Alonzo Knox wins slugfest in House District 93 runoff
NEW ORLEANS – A contentious runoff for a seat in the Louisiana House of Representatives ended with the second-place finisher in last month’s primary surpassing the frontrunner. Alonzo Knox won the race that mattered Saturday, besting Sibil Fox Richardson with 54% of the vote in the general election between two Democrats.
The runoff settled who gets to complete the remaining term of new state Sen. Royce Duplessis in House District 93. Richardson, who had received endorsements from a city politics who’s who slate, had 37% support in the Feb. 18 primary to Knox’s 31% in a six-person field.

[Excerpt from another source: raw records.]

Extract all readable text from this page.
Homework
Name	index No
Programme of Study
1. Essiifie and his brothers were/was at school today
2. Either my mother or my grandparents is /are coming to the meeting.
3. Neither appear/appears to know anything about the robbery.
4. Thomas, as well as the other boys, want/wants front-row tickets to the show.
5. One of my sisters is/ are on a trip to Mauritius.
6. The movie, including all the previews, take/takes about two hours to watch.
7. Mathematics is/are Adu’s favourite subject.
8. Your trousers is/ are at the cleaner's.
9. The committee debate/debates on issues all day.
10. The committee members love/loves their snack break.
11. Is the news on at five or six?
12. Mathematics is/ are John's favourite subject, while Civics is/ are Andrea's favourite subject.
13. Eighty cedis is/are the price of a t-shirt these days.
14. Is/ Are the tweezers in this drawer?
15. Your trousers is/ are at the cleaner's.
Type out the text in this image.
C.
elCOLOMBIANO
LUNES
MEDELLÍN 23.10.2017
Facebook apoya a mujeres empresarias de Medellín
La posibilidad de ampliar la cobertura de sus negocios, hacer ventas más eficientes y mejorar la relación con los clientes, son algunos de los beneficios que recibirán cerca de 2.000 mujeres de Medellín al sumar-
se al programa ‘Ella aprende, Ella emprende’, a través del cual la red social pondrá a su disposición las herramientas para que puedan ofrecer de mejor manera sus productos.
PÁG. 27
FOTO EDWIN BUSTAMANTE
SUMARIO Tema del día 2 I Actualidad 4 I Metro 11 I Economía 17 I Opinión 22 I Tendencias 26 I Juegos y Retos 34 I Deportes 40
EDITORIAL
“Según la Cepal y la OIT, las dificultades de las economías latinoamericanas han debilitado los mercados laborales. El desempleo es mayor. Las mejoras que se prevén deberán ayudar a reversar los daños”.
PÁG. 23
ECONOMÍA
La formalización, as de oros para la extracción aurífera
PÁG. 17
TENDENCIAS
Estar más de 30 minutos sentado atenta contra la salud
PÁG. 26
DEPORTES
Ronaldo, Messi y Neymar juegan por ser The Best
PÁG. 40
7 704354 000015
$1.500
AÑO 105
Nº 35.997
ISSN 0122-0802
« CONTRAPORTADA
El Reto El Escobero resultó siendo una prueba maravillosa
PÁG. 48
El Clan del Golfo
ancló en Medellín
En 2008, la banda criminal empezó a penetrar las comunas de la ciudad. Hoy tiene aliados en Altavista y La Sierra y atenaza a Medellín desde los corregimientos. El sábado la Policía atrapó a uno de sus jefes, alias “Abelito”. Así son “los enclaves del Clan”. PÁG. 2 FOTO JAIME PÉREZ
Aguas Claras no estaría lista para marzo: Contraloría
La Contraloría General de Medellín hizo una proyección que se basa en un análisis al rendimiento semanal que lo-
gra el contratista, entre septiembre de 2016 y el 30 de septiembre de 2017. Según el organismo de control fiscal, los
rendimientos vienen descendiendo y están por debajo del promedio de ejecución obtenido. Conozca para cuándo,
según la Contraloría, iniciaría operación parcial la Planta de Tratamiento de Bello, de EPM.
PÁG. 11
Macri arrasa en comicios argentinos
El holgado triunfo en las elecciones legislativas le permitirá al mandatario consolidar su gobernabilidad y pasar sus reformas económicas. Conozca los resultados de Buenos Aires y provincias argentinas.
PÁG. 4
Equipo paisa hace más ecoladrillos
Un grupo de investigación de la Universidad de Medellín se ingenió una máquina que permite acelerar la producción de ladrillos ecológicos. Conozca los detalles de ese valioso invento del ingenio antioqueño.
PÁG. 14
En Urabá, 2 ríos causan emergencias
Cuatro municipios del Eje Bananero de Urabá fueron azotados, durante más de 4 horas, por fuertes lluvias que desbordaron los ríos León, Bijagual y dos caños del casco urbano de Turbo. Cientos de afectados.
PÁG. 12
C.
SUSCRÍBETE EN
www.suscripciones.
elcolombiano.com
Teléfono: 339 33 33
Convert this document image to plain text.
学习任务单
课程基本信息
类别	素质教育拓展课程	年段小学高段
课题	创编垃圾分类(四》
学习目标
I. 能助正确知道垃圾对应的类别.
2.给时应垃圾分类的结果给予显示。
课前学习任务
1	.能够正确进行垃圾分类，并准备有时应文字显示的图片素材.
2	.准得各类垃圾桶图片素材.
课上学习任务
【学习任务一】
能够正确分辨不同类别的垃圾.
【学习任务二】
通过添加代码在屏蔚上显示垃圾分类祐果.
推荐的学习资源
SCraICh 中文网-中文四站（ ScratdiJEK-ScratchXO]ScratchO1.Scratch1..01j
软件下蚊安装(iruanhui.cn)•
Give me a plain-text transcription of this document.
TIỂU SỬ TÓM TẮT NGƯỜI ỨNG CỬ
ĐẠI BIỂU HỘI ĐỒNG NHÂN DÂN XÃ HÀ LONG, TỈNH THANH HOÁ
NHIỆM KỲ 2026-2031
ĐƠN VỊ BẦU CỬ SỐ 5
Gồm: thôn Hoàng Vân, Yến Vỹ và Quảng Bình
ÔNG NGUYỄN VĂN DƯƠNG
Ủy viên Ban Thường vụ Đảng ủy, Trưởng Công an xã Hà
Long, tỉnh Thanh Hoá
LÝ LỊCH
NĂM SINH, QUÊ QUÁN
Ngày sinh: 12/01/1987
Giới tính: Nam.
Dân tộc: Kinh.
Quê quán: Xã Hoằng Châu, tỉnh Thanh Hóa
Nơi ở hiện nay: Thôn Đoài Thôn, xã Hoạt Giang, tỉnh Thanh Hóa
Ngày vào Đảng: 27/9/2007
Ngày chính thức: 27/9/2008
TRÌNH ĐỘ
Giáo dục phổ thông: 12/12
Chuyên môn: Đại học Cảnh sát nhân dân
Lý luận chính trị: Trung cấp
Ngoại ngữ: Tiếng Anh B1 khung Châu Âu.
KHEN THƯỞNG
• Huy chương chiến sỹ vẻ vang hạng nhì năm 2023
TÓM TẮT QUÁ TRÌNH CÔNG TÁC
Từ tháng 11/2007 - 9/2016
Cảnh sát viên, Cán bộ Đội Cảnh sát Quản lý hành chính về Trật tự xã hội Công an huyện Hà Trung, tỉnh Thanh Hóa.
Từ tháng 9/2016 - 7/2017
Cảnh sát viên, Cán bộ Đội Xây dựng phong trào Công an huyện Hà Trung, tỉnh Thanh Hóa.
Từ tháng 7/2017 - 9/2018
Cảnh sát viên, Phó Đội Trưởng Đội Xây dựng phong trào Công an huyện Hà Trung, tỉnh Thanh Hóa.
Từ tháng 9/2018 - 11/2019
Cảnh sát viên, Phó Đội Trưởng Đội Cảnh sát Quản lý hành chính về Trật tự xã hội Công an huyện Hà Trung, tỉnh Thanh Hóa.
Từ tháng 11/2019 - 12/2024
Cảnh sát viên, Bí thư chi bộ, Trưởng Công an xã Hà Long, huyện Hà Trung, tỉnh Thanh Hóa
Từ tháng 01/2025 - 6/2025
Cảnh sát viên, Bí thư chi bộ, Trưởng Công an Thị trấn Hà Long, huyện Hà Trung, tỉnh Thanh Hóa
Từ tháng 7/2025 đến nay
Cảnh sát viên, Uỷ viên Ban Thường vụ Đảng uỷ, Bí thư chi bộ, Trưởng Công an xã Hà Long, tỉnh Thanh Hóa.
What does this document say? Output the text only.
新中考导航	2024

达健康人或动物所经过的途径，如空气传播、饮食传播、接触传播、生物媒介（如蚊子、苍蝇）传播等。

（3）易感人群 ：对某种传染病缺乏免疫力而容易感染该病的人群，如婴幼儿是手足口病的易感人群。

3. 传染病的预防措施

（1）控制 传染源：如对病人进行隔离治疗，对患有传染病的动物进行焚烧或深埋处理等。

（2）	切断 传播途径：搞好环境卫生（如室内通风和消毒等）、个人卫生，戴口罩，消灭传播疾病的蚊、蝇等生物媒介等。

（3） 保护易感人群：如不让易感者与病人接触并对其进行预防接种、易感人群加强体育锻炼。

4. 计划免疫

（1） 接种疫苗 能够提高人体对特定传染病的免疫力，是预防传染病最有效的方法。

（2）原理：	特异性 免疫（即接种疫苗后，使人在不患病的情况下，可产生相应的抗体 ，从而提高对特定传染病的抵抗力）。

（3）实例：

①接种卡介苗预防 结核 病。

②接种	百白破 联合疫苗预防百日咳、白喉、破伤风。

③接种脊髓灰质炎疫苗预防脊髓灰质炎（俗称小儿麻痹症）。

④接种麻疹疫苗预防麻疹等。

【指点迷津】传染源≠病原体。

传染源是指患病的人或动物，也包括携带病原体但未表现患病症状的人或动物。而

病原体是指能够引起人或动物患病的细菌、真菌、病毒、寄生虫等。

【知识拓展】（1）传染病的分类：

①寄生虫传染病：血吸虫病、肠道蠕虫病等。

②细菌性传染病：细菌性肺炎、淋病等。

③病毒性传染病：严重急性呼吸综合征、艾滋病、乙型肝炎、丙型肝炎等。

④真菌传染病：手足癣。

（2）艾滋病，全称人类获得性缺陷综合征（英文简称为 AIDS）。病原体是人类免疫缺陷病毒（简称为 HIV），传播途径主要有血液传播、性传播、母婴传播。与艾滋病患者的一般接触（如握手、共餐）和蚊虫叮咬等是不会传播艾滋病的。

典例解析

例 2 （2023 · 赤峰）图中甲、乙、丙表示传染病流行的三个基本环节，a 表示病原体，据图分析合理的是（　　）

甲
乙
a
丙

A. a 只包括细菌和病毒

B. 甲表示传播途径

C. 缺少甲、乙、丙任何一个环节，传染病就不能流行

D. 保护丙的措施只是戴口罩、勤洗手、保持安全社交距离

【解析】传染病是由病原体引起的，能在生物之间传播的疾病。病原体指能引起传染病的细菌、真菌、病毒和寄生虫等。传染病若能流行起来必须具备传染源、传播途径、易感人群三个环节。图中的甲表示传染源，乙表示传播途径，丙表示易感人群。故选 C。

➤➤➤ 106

In a sharp turn from the uneventful primary, the general election was rancorous from the start. Richardson, who served time in prison for her role in a botched 1997 bank robbery, was called into question by Voters Organized to Educate (VOTE), an organization that advocates for the incarcerated. The group accused Richardson, a former Navy Reserve member, of stolen valor and obtained records that showed she was convicted of theft at Barksdale Air Force Base 30 years ago.
Richardson accused VOTE of smear tactics, providing paperwork that showed she was honorable discharged from the military. She took aim the reputation of the organization’s leaders, Norris Henderson and Bruce Reilly, calling them “convicted murderers.”
Henderson had his wrongful conviction for a 1977 homicide thrown out in 2003 after he had served 27 years at Angola. Reilly was convicted of second-degree murder as a 19-year-old. He has admitted his guilt, served his sentence and graduated from Tulane Law School since leaving prison.
The irony of the caustic campaign is that Richardson is best known as star of the award-winning documentary “Time,” which details her efforts to get her husband released from prison after the two concocted a failed plan to rob a bank in Grambling. She was also sentenced to prison and now runs Rich Family Ministries with her husband, serving people who have also been in the correctional system.
Richardson’s work on criminal justice reform earned her the backing of Congressman Troy Carter and nearly the entire New Orleans City Council. Duplessis endorsed her, along with New Orleans state Reps. Delisha Boyd and Jason Hughes.
Knox had the support of Orleans Parish Sheriff Susan Hutson and former City Councilwoman Jackie Clarkson.
Campaign finance records show Knox raised $26,000 for his campaign, compared with $90,000 for Richardson.
VOTE spent $18,000 on mailers on Knox’s behalf. The group authored a guest opinion in Big Easy Magazine that referenced an $82,000 court judgment last year against Richardson in a lawsuit from an auto finance lender. VOTE also pointed out Rich Family Ministries would not provide a copy of its income tax return for 2021, and that three of its board members were unaware they held those positions.
A U.S. Marine Corps combat veteran, Knox was on the Washington, D.C., staff of former U.S. Sen. John Breaux. He holds an appointed seat the Historic Districts Landmarks Commission and was the program officer for the New Orleans Police and Justice Foundation.
Knox and his wife, Jessica, own Backatown Coffee Parlor on Basin Street, where Treme meets the French Quarter.
Correction: This story was updated to indicate where VOTE detailed information about Richardson’s unpaid auto loan and Rich Families Ministries’ tax return status.